I was immediately disappointed with the Photography I class.  The teacher gave us the syllabus and it was clear that photo history, chemistry and optics would not be discussed.  The supplies list for the class required us to buy a Diana a toy camera, similar to the very popular Holga, and 50 rolls of Tri-X 120 film.  We were told that we would process the film in Kodak Dektol, a paper developer, instead of film developer to boost the contrast of the fuzzy plastic lens.  I asked the teacher if it would be acceptable for those of us who already had cameras to execute the assignments our existing gear.  The teacher's response:

"No, absolutely not!  You will experience a thrill in the darkroom when you see a picture you made emerge the first time in the developer.  I want you all to shoot hundreds of pictures with an inferior camera so that you get over that thrill and learn that pictures are not good just because you made them.  That is what this course is about.  To make you critical of your own work."

Why was everyone to use the same camera?  Our teacher also said she didn't want to try to deal with helping students use twenty different makes and models of camera - it would take up to much class time and be too chaotic.  As a reminder, in 1970 there was no auto-focus, let alone a complex digital menu systems.  The adjustments available were focus, f-stop and shutter speed.  In-camera meters were simple analog match needles.  To figure out the controls on any camera from that period or earlier should take no more than 30 seconds, a basic skill I'd expect a Photography I class to impart.

So I bought the camera and completed the first two week's assignments and learned several valuable lessons:

  • Not all teachers are qualified to teach.  I'd had bad teachers before, but this one set a new low.  She had no idea what she was doing.  I caught her in so many basic technical flubs in the first two classes, it was clear to me that she was not a practicing photographer.  
  • A college photography course is a total waste of time and money.  I confess I thought Photography I was a fluke, so I talked my way into Photography II.  Different school, different teacher, same technical and artistic inferiority.  Use the tuition to buy books and gear.  
  • The best way to learn photography is to shoot, find and mimic photographers you admire, learn from your mistakes and get a job as an assistant for a good photographer.  The apprentice system makes the most sense for learning the arts, especially photography.  
  • Best of all, you can get a full refund when you drop a class, as I did with both photo classes.
I got nothing practical out of my Diana experience in 1970, other than a renewed appreciation for fine German and Japanese optics and engineering.  In the past 20 years or so, a number of photographers have embraced toy cameras, considering the light leaks, lens aberrations and scratched film as positive attributes to their pictures.  In 2009 alone, there were two major toy camera photo exhibits in St. Louis.  While the shows had a few memorable images, in general it seemed to me that viewers were expected to somehow give a handicap to photographers for using inferior cameras.

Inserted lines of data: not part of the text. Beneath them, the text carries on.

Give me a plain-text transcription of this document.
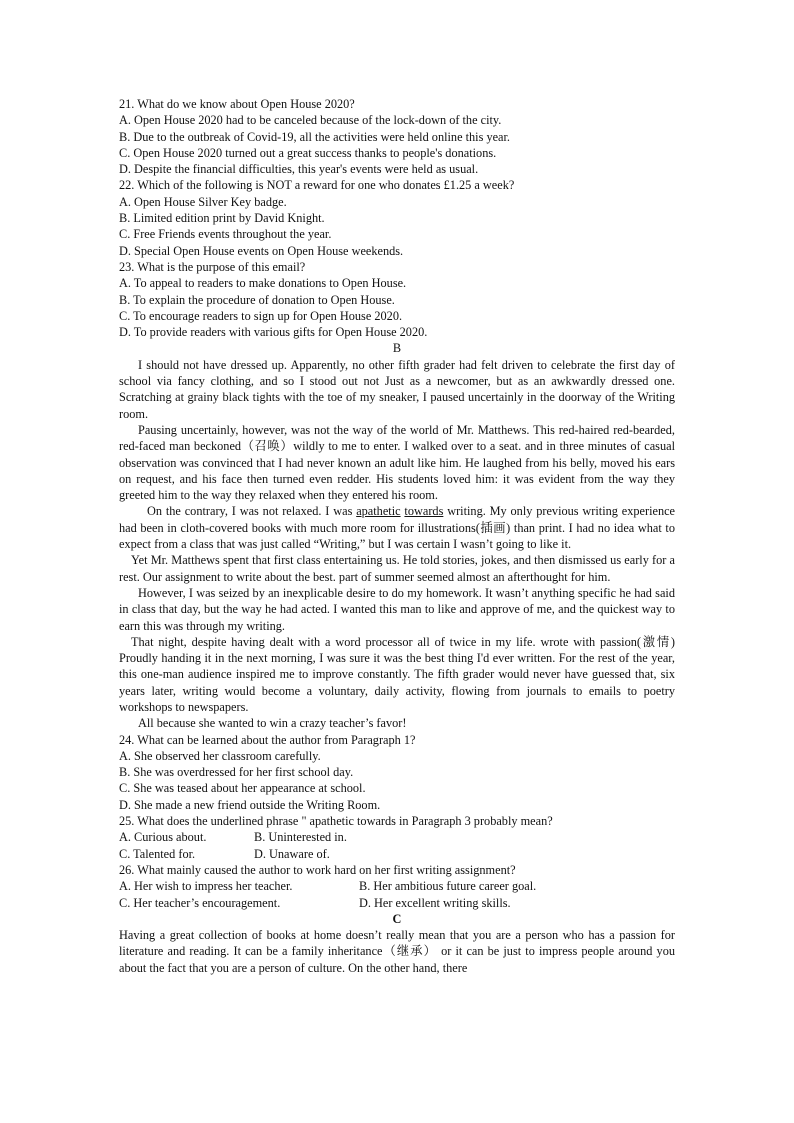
21. What do we know about Open House 2020?
A. Open House 2020 had to be canceled because of the lock-down of the city.
B. Due to the outbreak of Covid-19, all the activities were held online this year.
C. Open House 2020 turned out a great success thanks to people's donations.
D. Despite the financial difficulties, this year's events were held as usual.
22. Which of the following is NOT a reward for one who donates £1.25 a week?
A. Open House Silver Key badge.
B. Limited edition print by David Knight.
C. Free Friends events throughout the year.
D. Special Open House events on Open House weekends.
23. What is the purpose of this email?
A. To appeal to readers to make donations to Open House.
B. To explain the procedure of donation to Open House.
C. To encourage readers to sign up for Open House 2020.
D. To provide readers with various gifts for Open House 2020.
B

I should not have dressed up. Apparently, no other fifth grader had felt driven to celebrate the first day of school via fancy clothing, and so I stood out not Just as a newcomer, but as an awkwardly dressed one. Scratching at grainy black tights with the toe of my sneaker, I paused uncertainly in the doorway of the Writing room.

Pausing uncertainly, however, was not the way of the world of Mr. Matthews. This red-haired red-bearded, red-faced man beckoned（召唤）wildly to me to enter. I walked over to a seat. and in three minutes of casual observation was convinced that I had never known an adult like him. He laughed from his belly, moved his ears on request, and his face then turned even redder. His students loved him: it was evident from the way they greeted him to the way they relaxed when they entered his room.

On the contrary, I was not relaxed. I was apathetic towards writing. My only previous writing experience had been in cloth-covered books with much more room for illustrations(插画) than print. I had no idea what to expect from a class that was just called “Writing,” but I was certain I wasn’t going to like it.

Yet Mr. Matthews spent that first class entertaining us. He told stories, jokes, and then dismissed us early for a rest. Our assignment to write about the best. part of summer seemed almost an afterthought for him.

However, I was seized by an inexplicable desire to do my homework. It wasn’t anything specific he had said in class that day, but the way he had acted. I wanted this man to like and approve of me, and the quickest way to earn this was through my writing.

That night, despite having dealt with a word processor all of twice in my life. wrote with passion(激情) Proudly handing it in the next morning, I was sure it was the best thing I'd ever written. For the rest of the year, this one-man audience inspired me to improve constantly. The fifth grader would never have guessed that, six years later, writing would become a voluntary, daily activity, flowing from journals to emails to poetry workshops to newspapers.

All because she wanted to win a crazy teacher’s favor!

24. What can be learned about the author from Paragraph 1?
A. She observed her classroom carefully.
B. She was overdressed for her first school day.
C. She was teased about her appearance at school.
D. She made a new friend outside the Writing Room.
25. What does the underlined phrase " apathetic towards in Paragraph 3 probably mean?
A. Curious about.	B. Uninterested in.
C. Talented for.	D. Unaware of.
26. What mainly caused the author to work hard on her first writing assignment?
A. Her wish to impress her teacher.	B. Her ambitious future career goal.
C. Her teacher’s encouragement.	D. Her excellent writing skills.
C

Having a great collection of books at home doesn’t really mean that you are a person who has a passion for literature and reading. It can be a family inheritance（继承） or it can be just to impress people around you about the fact that you are a person of culture. On the other hand, there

While I might be the first to admire the Impressionist and antique feel of images from cameras like the Holga, I'm not personally comfortable limiting image quality at the time of capture.  Perhaps this view is driven by my early experience at Todd Studios, making contact prints from old 11x14 glass plates, the same type used in 1890 by Stiegliz and Steichen.  For them, the subject matter and printing process produced the Impressionist qualities, not the camera gear.  Today, at least for me, this means trying for the best possible capture, then transforming into the picture I had in mind when I shot it.  This allows me to experiment with degrees of pictorialism, rather than have the equipment to lock me in to a particular picture with random streaks and scratches.

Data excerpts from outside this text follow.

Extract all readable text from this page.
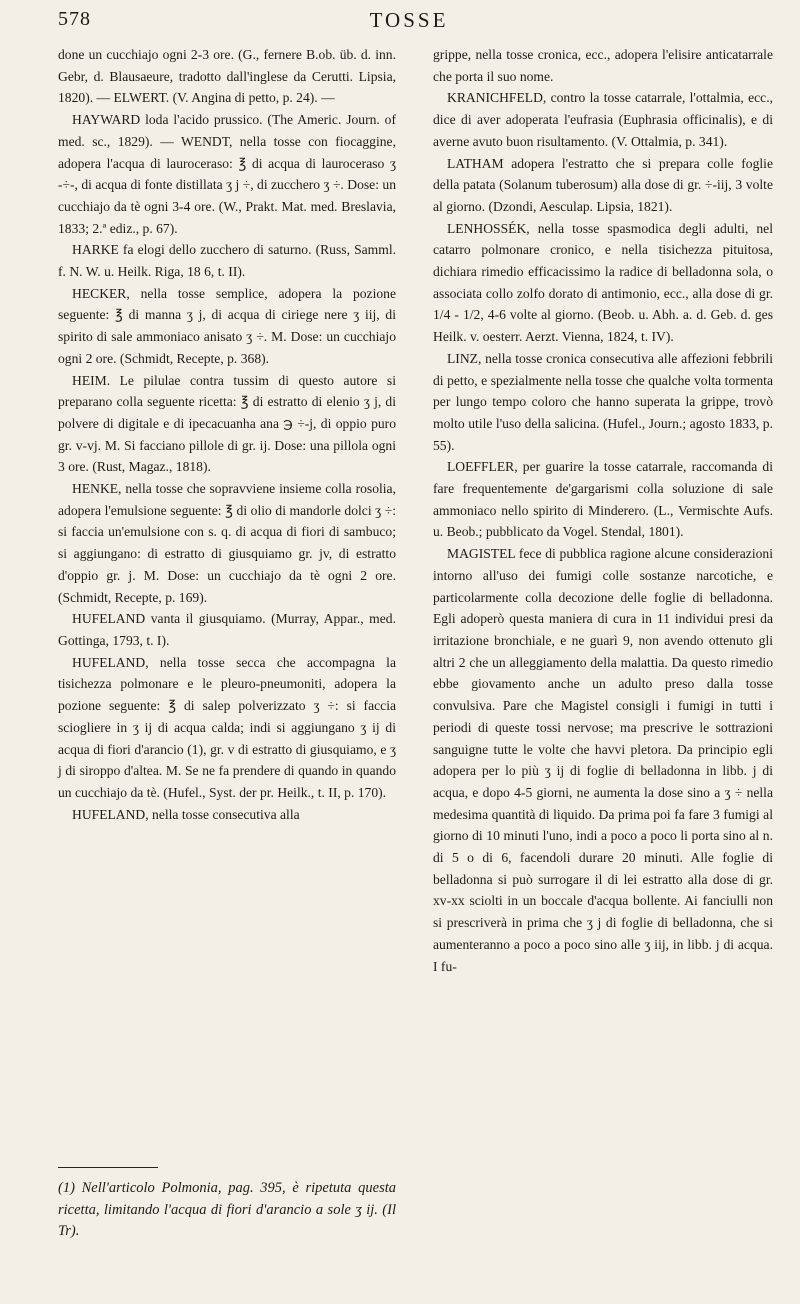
578	TOSSE

done un cucchiajo ogni 2-3 ore. (G., fernere B.ob. üb. d. inn. Gebr, d. Blausaeure, tradotto dall'inglese da Cerutti. Lipsia, 1820). — ELWERT. (V. Angina di petto, p. 24). —

HAYWARD loda l'acido prussico. (The Americ. Journ. of med. sc., 1829). — WENDT, nella tosse con fiocaggine, adopera l'acqua di lauroceraso: ℥ di acqua di lauroceraso ʒ -÷-, di acqua di fonte distillata ʒ j ÷, di zucchero ʒ ÷. Dose: un cucchiajo da tè ogni 3-4 ore. (W., Prakt. Mat. med. Breslavia, 1833; 2.ª ediz., p. 67).

HARKE fa elogi dello zucchero di saturno. (Russ, Samml. f. N. W. u. Heilk. Riga, 18 6, t. II).

HECKER, nella tosse semplice, adopera la pozione seguente: ℥ di manna ʒ j, di acqua di ciriege nere ʒ iij, di spirito di sale ammoniaco anisato ʒ ÷. M. Dose: un cucchiajo ogni 2 ore. (Schmidt, Recepte, p. 368).

HEIM. Le pilulae contra tussim di questo autore si preparano colla seguente ricetta: ℥ di estratto di elenio ʒ j, di polvere di digitale e di ipecacuanha ana ℈ ÷-j, di oppio puro gr. v-vj. M. Si facciano pillole di gr. ij. Dose: una pillola ogni 3 ore. (Rust, Magaz., 1818).

HENKE, nella tosse che sopravviene insieme colla rosolia, adopera l'emulsione seguente: ℥ di olio di mandorle dolci ʒ ÷: si faccia un'emulsione con s. q. di acqua di fiori di sambuco; si aggiungano: di estratto di giusquiamo gr. jv, di estratto d'oppio gr. j. M. Dose: un cucchiajo da tè ogni 2 ore. (Schmidt, Recepte, p. 169).

HUFELAND vanta il giusquiamo. (Murray, Appar., med. Gottinga, 1793, t. I).

HUFELAND, nella tosse secca che accompagna la tisichezza polmonare e le pleuro-pneumoniti, adopera la pozione seguente: ℥ di salep polverizzato ʒ ÷: si faccia sciogliere in ʒ ij di acqua calda; indi si aggiungano ʒ ij di acqua di fiori d'arancio (1), gr. v di estratto di giusquiamo, e ʒ j di siroppo d'altea. M. Se ne fa prendere di quando in quando un cucchiajo da tè. (Hufel., Syst. der pr. Heilk., t. II, p. 170).

HUFELAND, nella tosse consecutiva alla

(1) Nell'articolo Polmonia, pag. 395, è ripetuta questa ricetta, limitando l'acqua di fiori d'arancio a sole ʒ ij. (Il Tr).

grippe, nella tosse cronica, ecc., adopera l'elisire anticatarrale che porta il suo nome.

KRANICHFELD, contro la tosse catarrale, l'ottalmia, ecc., dice di aver adoperata l'eufrasia (Euphrasia officinalis), e di averne avuto buon risultamento. (V. Ottalmia, p. 341).

LATHAM adopera l'estratto che si prepara colle foglie della patata (Solanum tuberosum) alla dose di gr. ÷-iij, 3 volte al giorno. (Dzondi, Aesculap. Lipsia, 1821).

LENHOSSÉK, nella tosse spasmodica degli adulti, nel catarro polmonare cronico, e nella tisichezza pituitosa, dichiara rimedio efficacissimo la radice di belladonna sola, o associata collo zolfo dorato di antimonio, ecc., alla dose di gr. 1/4 - 1/2, 4-6 volte al giorno. (Beob. u. Abh. a. d. Geb. d. ges Heilk. v. oesterr. Aerzt. Vienna, 1824, t. IV).

LINZ, nella tosse cronica consecutiva alle affezioni febbrili di petto, e spezialmente nella tosse che qualche volta tormenta per lungo tempo coloro che hanno superata la grippe, trovò molto utile l'uso della salicina. (Hufel., Journ.; agosto 1833, p. 55).

LOEFFLER, per guarire la tosse catarrale, raccomanda di fare frequentemente de'gargarismi colla soluzione di sale ammoniaco nello spirito di Minderero. (L., Vermischte Aufs. u. Beob.; pubblicato da Vogel. Stendal, 1801).

MAGISTEL fece di pubblica ragione alcune considerazioni intorno all'uso dei fumigi colle sostanze narcotiche, e particolarmente colla decozione delle foglie di belladonna. Egli adoperò questa maniera di cura in 11 individui presi da irritazione bronchiale, e ne guarì 9, non avendo ottenuto gli altri 2 che un alleggiamento della malattia. Da questo rimedio ebbe giovamento anche un adulto preso dalla tosse convulsiva. Pare che Magistel consigli i fumigi in tutti i periodi di queste tossi nervose; ma prescrive le sottrazioni sanguigne tutte le volte che havvi pletora. Da principio egli adopera per lo più ʒ ij di foglie di belladonna in libb. j di acqua, e dopo 4-5 giorni, ne aumenta la dose sino a ʒ ÷ nella medesima quantità di liquido. Da prima poi fa fare 3 fumigi al giorno di 10 minuti l'uno, indi a poco a poco li porta sino al n. di 5 o di 6, facendoli durare 20 minuti. Alle foglie di belladonna si può surrogare il di lei estratto alla dose di gr. xv-xx sciolti in un boccale d'acqua bollente. Ai fanciulli non si prescriverà in prima che ʒ j di foglie di belladonna, che si aumenteranno a poco a poco sino alle ʒ iij, in libb. j di acqua. I fu-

Technical: Nikon D700, Nikkor 24-84mm f2.8-f4, ISO 800, 45mm @ f/4.0 @ 1/6s, handheld.  RAW file processed in Lightroom 2.6, then edited in Nik Silver Efex Pro to applied the "Holga" custom style and "pulled" copper toner effect.  The "Holga" style adds quite a bit of grain and a heavy vignette.

1 comment:

Anonymous said...

person sounds like a pompous know it all. Too bad his work and knowledge doesn't match up to the size of his ego.